My mind then reverted back to our age old adage – fldÉpr ys;=j;a" lSj;a" flrej;a''' @æ@ wka;sug TÉpr ;uhs'
It is all subtly apparent to one who tunes into the moment in motion as it moves along the timeline of the exposition.
Such as the point where the hunter places his ear to the aforementioned tree and actually hears its sounds of life.
Such as the quick bloom of altruistic concern on the part of the hunter and adulation and understanding on the part of Gomari’s child as these two people, full of other people but alone in their souls, merge with each other’s idea of life – on the one hand, seriously lived, on the other, understandingly trusting.
Such as the dancing characters of samsara that are all captured so brilliantly in a simple pan of a very,VERY experienced… tree.
Such as a moon waxing silently eloquent into the maddened mind of an Appu that lives in all of us.
Such as the horrified realization of a man of the cloth that he is in fact, far removed from the dharma itself, far less in the practice of the dharma than the hunter himself, far more closely identified with lust than emancipation from it.
Such as the idea that the entire tapestry of life is one of automatic motions, irrelevant and irreverent dogma, disabled human conditions.
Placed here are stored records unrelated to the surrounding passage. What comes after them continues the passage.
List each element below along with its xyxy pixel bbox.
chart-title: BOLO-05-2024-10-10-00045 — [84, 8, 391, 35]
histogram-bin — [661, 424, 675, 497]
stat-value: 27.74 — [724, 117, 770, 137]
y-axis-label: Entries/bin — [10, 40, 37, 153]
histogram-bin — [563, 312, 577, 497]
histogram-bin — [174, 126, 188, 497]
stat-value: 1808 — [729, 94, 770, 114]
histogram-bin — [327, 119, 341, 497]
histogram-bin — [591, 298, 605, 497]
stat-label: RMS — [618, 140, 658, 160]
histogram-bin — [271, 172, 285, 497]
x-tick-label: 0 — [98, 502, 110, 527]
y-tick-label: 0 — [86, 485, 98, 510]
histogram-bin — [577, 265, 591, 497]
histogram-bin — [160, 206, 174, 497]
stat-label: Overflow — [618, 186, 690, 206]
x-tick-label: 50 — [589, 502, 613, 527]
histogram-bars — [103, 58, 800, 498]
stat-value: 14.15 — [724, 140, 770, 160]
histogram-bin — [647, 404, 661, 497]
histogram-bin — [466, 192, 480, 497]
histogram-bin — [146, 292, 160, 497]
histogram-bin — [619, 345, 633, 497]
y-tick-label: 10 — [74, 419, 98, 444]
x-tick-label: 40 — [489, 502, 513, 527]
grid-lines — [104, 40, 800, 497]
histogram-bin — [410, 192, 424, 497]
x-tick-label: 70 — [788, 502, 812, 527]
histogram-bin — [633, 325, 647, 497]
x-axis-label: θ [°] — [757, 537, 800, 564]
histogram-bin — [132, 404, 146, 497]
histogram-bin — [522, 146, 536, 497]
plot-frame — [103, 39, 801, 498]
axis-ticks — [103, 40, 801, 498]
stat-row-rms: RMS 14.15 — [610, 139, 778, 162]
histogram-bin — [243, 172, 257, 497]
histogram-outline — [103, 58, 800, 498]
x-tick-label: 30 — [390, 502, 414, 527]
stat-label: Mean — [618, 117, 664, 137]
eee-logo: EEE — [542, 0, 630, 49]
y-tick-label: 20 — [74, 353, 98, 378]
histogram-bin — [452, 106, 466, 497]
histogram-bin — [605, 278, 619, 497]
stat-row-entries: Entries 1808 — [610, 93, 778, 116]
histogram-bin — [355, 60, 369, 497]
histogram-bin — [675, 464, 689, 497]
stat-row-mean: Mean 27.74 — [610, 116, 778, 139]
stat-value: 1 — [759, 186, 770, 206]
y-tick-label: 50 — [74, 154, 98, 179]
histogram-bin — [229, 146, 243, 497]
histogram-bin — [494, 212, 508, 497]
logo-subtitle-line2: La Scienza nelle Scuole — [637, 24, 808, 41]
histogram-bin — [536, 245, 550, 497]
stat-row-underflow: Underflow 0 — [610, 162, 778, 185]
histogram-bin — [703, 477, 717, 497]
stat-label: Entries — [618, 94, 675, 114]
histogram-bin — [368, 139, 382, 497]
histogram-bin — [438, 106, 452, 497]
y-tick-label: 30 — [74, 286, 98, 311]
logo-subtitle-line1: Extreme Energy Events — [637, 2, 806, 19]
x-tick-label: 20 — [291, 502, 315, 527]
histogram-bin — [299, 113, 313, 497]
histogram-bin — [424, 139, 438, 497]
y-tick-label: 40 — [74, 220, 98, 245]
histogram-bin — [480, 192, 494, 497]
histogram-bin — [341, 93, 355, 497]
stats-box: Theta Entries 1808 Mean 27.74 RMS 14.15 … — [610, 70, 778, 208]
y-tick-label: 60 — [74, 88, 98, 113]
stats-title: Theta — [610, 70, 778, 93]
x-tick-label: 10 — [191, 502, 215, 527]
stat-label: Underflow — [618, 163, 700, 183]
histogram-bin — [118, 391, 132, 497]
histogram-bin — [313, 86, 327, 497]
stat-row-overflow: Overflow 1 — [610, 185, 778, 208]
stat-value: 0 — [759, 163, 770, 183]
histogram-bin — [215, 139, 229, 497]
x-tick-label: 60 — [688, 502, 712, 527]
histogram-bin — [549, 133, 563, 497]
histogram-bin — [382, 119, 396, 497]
Be that automation in the satiation of a questioning stomach, a questioned ritual, a solved murder or a beautifully vengeful and immensely bountiful samsara.
Such as in the idea of a beneficent and unlooked for rishi in the actual um… for lack of a better word … dadayakkaraya.
It is a softer tune that Prasanna plays in a world attuned to vociferous cacophony.
This, then, is a reminder, for all, of a more equitable idea of all our futures encapsulated in a microdrama of significant import. A more solid statement of reality than any we have recently been mowed under by a very dumb communications protocol. A very foolish and massively deluded mass media. A very iffy idea of success in existence.
And, so, according to Prasanna, it goes not with god but with life. So it goes, not with the approximately 900 months that a man who lived to be 75 years lives through but rather, with the moment that a single shot gives life to many while taking the life of one – on Vesak. So it goes, not with a gatha or a vagina but with the dharma depicted in the entirety of a much lived tree.